Hello. I’m going to tell you a story about an ironing board.
Strange opener, I know, but stay with me here.
Strange opener, I know, but stay with me here.
After my mam died in 2016, my two brothers, two sisters and I cleared out her house. Anything that could be of use was given a new life with one of us.
Our ironing board had just broken so I got my mam’s old one. The same one I had ironed on as a teenager when still living at home.
At home! What a phrase that is. It’s not where you currently live, it’s the place in your memory where you felt the most safe and loved. But I digress.
My mam’s ironing board was a pleasure to use. It was thick and plush and like ironing in an armchair.
It’s served us well for four years but like all things must, it has come to the end of its usefulness.
Our new ironing board arrived from amazon this morning so I set about taking the cover off the old one ready to give the frame to the local scrap man.
It turns out it wasn’t just one cover.
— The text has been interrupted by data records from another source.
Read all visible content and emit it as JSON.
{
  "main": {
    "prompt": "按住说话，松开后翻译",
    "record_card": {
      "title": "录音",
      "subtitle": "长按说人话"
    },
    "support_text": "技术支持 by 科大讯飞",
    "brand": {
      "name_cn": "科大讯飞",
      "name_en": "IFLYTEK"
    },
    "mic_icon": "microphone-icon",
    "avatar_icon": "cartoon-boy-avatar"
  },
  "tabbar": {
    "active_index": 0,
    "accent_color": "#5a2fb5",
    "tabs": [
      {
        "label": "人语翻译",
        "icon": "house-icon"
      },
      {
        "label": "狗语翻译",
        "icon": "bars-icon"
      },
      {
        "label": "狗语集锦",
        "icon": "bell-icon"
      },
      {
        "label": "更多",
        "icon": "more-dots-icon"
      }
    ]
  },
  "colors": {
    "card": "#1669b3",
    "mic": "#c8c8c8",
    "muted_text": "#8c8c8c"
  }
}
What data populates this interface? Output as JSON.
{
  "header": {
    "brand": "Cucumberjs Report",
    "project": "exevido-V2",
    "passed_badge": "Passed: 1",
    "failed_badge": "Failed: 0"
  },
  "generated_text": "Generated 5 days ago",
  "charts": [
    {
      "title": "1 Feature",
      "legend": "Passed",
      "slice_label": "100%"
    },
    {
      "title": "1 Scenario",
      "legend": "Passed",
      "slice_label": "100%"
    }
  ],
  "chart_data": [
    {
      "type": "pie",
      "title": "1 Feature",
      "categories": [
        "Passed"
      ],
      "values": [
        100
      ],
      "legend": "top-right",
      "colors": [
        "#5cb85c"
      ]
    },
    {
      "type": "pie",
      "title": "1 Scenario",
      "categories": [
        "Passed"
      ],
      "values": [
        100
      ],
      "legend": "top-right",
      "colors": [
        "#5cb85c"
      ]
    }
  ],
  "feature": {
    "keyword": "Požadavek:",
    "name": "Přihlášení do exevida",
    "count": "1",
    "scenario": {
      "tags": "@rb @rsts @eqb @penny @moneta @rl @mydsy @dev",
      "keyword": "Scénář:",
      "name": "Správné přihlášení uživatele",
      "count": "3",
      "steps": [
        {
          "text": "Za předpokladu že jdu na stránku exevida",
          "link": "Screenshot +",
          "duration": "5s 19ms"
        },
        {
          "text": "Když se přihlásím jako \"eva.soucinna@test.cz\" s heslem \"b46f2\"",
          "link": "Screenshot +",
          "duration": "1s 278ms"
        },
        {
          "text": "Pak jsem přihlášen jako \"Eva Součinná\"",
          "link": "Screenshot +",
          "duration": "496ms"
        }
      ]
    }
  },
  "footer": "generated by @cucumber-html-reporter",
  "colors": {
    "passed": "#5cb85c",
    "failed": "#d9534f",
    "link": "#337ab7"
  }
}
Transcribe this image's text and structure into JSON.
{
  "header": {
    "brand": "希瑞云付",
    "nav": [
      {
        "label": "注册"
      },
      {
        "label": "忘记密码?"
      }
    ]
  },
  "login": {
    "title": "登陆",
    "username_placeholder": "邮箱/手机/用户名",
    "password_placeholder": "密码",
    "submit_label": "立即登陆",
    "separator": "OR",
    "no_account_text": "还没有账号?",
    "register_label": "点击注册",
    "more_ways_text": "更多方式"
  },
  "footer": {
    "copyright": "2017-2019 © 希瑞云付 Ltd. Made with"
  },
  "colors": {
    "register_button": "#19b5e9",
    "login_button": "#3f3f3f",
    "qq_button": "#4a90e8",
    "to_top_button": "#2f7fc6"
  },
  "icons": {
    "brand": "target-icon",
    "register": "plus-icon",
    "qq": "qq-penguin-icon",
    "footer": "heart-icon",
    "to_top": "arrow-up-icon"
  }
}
This was the reason why it was so thick and plush - every time my mam had replaced the cover, she’d just put it on top of the old one.
As I peeled away the layers revealing cover after cover, it also peeled away layers of hazy memory like a game of pass the parcel, one after another, as the recognition of the patterns on the covers kicked in.
One by one, I was, in my mind, suddenly in another time and place. And another. And another. Different stages of life that lead to other memories, some happy, some sad.
I don’t think I’ve ever had a moment like that before in my life. It was both gloriously happy and heart-wrenchingly sad at the same time. But I’m glad I had that moment.
So ends my tale of the ironing board.